Leading market authorities have expressed their disapproval of a series of main power utility PPC initiatives such as last summer’s move offering a 15 percent electricty bill discount to punctual customers, while also questioning the utility’s plan to establish new retail subsidies and sell stakes in these to rival suppliers.
One official admitted being perplexed by PPC’s discount offer, given Greece’s bailout requirement for the utility’s market share contraction, noting it has only worsened the corporation’s financial standing and restricted the ability of independent suppliers to attract new customers.
The same official contended that the resulting market conditons threaten the utility’s sustainability while also making matters tighter for rival suppliers.

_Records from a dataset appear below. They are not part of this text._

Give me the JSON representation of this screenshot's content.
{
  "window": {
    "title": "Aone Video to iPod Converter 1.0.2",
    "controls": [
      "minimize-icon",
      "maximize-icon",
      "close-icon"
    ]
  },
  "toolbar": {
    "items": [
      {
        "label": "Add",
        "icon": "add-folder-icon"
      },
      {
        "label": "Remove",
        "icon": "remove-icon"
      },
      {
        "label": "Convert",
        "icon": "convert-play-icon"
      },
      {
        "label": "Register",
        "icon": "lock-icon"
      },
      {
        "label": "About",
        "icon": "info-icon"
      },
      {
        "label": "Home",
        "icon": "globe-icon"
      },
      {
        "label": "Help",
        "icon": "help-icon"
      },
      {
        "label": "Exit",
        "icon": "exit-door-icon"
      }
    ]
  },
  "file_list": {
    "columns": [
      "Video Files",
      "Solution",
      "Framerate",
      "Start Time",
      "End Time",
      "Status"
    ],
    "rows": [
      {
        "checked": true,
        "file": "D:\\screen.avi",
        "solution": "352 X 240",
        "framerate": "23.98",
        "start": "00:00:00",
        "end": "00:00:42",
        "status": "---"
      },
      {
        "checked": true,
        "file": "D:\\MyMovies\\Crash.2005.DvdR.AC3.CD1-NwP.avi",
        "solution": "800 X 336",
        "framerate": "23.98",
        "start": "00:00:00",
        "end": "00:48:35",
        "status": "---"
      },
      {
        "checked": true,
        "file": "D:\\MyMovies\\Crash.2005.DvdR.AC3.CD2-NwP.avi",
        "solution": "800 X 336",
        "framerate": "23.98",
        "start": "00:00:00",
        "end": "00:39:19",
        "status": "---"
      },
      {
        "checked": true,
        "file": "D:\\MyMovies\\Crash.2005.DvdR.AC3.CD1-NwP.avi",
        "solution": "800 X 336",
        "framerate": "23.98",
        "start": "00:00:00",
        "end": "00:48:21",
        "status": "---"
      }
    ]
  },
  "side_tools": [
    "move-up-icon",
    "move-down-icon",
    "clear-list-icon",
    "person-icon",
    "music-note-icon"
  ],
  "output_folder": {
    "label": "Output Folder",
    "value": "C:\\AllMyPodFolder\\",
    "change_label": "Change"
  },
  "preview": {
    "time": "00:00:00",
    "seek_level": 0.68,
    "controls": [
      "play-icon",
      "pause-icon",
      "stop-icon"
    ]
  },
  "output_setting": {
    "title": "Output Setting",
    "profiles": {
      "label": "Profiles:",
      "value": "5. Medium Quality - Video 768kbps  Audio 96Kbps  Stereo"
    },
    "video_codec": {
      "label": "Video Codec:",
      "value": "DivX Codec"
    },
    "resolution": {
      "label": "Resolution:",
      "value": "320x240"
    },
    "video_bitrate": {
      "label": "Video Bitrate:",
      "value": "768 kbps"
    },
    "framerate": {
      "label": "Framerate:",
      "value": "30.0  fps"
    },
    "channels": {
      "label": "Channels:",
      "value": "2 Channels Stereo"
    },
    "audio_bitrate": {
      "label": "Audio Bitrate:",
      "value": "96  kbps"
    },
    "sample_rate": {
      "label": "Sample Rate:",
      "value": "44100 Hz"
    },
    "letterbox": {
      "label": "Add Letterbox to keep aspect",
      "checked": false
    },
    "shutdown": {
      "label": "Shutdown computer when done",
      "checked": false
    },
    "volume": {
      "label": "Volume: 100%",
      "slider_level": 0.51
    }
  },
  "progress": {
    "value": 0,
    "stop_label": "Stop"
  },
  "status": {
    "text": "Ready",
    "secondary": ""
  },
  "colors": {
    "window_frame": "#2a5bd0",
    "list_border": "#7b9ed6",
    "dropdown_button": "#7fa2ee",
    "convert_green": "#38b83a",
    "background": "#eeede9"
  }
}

PPC’s plan for the establishment of new retail subsidiaries to be placed for sale as partnerships cannot be embraced unless the offer’s terms are first examined, the official stressed. “I really don’t know how we will act,” the official admitted.
PPC intends to launch this effort, seen as a market share contraction maneuver coming as an addition to other tools, such as the NOME auctions, within the current month or in July.
Critical of PPC’s intention to include samples of all customer categories in these new categories, even high-risk customers behind on electricity bill payments at the utility, the official stressed that independent electricity suppliers are determined to wait for the right market conditions and terms in their effort to gain market ground and would not be lured by any questionable and precarious ventures offered by the utility.